11 Aprile.
Fatto due trincee e un sentiero che «unisce tutta la linea delle nostre «ridotte». Nel pomeriggio, dodici cannonate a shrapnels.
12 Aprile.
Questa è la guerra del buio, della notte. Le giornate trascorrono in una grande tranquillità: le notti invece sono sempre movimentate. Si comincia a combattere nel crepuscolo e si continua a tenebre alte. Stanotte fuoco vivo di fucileria in Bordaglia Alta. Lo scoppiettare secco dei fucili era, di quando in quando, coperto dal fragore delle bombe a mano.

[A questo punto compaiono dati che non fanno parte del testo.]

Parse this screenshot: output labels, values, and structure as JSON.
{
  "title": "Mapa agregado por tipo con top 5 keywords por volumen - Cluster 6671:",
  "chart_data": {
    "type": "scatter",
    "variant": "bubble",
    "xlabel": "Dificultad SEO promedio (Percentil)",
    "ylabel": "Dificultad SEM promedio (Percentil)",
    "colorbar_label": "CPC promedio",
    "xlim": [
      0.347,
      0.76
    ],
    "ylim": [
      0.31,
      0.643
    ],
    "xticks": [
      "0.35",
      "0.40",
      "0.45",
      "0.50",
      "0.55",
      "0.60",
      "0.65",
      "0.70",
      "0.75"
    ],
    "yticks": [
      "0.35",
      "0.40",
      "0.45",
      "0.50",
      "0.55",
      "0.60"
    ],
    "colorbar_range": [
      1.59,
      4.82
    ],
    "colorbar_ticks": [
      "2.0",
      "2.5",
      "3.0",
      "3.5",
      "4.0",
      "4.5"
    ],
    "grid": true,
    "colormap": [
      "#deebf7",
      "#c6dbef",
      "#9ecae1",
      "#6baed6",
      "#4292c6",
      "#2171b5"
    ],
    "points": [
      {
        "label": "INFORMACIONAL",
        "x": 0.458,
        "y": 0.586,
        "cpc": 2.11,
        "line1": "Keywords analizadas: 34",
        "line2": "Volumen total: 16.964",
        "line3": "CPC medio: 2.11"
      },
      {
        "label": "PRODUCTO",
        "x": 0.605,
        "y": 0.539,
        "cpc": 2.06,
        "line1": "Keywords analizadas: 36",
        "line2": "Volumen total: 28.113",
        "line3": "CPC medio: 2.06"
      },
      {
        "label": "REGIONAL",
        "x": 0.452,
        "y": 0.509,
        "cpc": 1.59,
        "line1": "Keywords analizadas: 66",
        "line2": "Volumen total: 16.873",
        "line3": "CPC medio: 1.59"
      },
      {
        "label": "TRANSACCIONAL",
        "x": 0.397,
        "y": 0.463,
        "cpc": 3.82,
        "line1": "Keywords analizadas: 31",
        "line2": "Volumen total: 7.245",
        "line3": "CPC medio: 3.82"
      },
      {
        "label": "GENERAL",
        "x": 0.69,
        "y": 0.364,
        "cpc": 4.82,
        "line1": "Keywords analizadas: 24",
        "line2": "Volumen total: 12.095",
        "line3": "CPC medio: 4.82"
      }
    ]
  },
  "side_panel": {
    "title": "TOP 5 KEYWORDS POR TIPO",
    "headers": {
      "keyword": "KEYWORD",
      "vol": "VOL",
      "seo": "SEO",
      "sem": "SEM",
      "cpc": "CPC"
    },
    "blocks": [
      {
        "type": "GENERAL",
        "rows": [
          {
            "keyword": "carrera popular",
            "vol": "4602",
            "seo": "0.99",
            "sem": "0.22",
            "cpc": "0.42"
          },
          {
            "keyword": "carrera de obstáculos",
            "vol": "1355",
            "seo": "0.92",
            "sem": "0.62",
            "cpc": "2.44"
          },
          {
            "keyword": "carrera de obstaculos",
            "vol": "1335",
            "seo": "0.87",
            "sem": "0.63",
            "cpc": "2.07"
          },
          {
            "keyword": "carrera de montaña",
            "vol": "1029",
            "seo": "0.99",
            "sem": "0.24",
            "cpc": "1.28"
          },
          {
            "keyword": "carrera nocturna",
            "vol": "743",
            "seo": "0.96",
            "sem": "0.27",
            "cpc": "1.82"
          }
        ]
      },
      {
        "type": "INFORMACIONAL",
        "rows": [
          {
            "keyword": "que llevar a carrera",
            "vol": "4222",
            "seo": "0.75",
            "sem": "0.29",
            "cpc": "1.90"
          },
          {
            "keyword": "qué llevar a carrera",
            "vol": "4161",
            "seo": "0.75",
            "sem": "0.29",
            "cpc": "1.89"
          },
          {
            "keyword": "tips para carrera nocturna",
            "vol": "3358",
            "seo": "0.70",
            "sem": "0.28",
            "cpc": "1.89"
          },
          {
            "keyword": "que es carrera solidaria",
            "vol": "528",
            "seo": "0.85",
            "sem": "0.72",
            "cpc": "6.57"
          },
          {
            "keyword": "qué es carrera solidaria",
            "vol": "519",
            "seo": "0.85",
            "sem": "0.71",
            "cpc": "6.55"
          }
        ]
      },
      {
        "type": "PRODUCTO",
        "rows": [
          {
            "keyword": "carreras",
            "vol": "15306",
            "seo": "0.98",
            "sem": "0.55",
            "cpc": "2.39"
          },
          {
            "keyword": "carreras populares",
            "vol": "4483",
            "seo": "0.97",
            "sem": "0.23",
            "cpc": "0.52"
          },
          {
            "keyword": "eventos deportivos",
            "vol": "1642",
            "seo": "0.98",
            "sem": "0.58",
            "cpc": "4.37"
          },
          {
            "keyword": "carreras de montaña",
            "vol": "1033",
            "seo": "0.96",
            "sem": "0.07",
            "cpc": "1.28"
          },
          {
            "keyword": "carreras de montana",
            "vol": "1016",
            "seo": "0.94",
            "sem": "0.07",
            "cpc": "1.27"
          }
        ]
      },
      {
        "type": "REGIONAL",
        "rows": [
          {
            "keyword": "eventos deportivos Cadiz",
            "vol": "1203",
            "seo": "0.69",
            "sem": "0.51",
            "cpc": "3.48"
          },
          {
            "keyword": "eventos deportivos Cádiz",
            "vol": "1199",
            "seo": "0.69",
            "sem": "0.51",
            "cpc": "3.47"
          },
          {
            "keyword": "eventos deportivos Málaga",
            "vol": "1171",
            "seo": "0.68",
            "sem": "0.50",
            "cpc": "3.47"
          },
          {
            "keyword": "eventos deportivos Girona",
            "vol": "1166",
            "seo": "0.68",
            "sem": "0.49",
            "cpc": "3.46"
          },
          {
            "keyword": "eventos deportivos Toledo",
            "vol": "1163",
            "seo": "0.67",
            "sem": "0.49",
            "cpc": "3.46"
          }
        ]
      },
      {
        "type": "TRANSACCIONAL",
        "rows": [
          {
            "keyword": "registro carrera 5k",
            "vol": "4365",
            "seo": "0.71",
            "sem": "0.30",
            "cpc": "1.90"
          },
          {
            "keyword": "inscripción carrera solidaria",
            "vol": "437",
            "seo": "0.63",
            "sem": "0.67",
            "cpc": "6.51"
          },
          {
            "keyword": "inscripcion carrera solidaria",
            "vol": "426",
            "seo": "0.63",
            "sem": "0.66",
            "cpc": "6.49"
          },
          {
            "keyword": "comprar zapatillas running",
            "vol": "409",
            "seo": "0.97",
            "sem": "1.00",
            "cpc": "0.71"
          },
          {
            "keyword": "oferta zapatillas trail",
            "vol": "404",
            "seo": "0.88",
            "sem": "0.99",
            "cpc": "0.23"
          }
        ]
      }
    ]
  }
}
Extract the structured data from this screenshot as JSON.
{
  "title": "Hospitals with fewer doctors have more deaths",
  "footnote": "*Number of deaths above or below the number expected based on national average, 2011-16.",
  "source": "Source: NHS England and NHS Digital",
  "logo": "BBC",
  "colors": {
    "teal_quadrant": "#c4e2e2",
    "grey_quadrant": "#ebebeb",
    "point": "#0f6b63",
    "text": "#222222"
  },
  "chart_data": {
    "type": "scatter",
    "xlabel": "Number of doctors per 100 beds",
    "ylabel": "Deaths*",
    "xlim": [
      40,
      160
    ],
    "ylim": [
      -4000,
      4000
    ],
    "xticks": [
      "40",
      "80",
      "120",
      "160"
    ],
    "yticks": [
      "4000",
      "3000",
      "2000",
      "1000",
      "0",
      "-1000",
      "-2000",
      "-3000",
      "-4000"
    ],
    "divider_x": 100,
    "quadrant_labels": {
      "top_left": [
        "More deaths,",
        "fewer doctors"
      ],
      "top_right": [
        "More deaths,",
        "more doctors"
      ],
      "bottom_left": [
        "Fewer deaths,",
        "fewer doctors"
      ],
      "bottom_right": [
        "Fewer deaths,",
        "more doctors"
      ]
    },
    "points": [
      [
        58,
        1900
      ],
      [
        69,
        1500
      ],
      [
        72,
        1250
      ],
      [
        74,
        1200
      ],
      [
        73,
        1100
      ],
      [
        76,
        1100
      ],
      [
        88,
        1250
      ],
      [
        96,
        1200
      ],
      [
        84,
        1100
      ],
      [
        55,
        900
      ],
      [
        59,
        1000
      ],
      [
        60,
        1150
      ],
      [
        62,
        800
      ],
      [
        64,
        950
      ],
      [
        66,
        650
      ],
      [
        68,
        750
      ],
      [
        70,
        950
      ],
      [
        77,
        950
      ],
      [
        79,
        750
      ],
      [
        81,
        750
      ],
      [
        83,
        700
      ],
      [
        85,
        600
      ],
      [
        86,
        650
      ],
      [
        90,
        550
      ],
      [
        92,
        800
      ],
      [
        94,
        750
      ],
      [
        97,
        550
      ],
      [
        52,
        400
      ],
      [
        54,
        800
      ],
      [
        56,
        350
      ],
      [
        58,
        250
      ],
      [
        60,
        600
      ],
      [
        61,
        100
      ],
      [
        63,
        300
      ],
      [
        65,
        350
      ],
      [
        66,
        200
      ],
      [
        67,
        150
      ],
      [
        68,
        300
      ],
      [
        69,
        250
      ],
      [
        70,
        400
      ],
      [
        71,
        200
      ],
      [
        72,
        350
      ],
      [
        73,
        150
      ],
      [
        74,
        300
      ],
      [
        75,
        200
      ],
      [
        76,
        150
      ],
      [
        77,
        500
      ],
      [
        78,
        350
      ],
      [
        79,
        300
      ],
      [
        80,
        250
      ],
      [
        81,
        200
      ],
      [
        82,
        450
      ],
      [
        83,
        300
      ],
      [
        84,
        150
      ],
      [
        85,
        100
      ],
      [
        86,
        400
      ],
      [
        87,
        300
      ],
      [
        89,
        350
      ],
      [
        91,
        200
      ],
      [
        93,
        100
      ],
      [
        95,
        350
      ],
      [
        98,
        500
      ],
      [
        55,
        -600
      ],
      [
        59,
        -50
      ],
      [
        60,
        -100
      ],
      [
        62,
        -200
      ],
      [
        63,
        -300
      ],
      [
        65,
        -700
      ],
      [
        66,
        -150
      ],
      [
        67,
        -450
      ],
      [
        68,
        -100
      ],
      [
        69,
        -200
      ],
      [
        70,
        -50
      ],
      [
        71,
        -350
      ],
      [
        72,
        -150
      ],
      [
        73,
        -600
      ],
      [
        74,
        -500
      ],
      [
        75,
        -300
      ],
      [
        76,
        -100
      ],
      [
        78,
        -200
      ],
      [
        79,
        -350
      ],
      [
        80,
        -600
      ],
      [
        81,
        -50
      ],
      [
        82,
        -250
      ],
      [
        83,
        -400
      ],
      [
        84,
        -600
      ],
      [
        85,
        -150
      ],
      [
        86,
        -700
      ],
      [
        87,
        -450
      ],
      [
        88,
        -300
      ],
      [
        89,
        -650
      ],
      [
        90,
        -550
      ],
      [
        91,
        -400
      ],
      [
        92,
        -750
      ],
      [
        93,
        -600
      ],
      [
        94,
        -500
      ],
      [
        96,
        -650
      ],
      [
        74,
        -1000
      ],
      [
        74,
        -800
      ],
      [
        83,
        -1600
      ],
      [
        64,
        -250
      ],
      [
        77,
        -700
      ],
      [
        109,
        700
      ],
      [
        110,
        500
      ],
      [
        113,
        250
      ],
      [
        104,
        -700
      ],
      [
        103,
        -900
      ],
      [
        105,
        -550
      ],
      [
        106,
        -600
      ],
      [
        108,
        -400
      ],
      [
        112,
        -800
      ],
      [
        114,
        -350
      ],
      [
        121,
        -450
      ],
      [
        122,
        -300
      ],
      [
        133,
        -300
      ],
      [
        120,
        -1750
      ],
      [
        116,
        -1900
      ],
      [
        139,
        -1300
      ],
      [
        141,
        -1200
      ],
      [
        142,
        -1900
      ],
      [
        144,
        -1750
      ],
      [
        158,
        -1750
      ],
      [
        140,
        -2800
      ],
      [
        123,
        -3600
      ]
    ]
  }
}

Stamani una leggera nevicata. Poi, sole. Siamo andati ad ultimare le trincee. Quando si tratta di questi lavori, i soldati non «battono la fiacca». Le due trincee dominano tutta la valle del Volaja. Campo di tiro vastissimo, efficace, inibitorio. Me lo ha detto il capitano Ricchieri, dei bersaglieri ciclisti, che conosce a meraviglia queste posizioni. Poiché l'ultima trincea in alto è stata disegnata da me e scavata sotto la mia direzione, il capitano Ricchieri mi tributa un piccolo elogio. Ho preparato su due tabelle di legno, che abbiamo inchiodato su due tronchi mozzati, i nomi delle trincee. La più lunga, che è quella più in basso, sarà chiamata d'ora in poi il «Trincerone dei bersaglieri», quella in alto «Trincea Cadorna» in onore del nostro generalissimo.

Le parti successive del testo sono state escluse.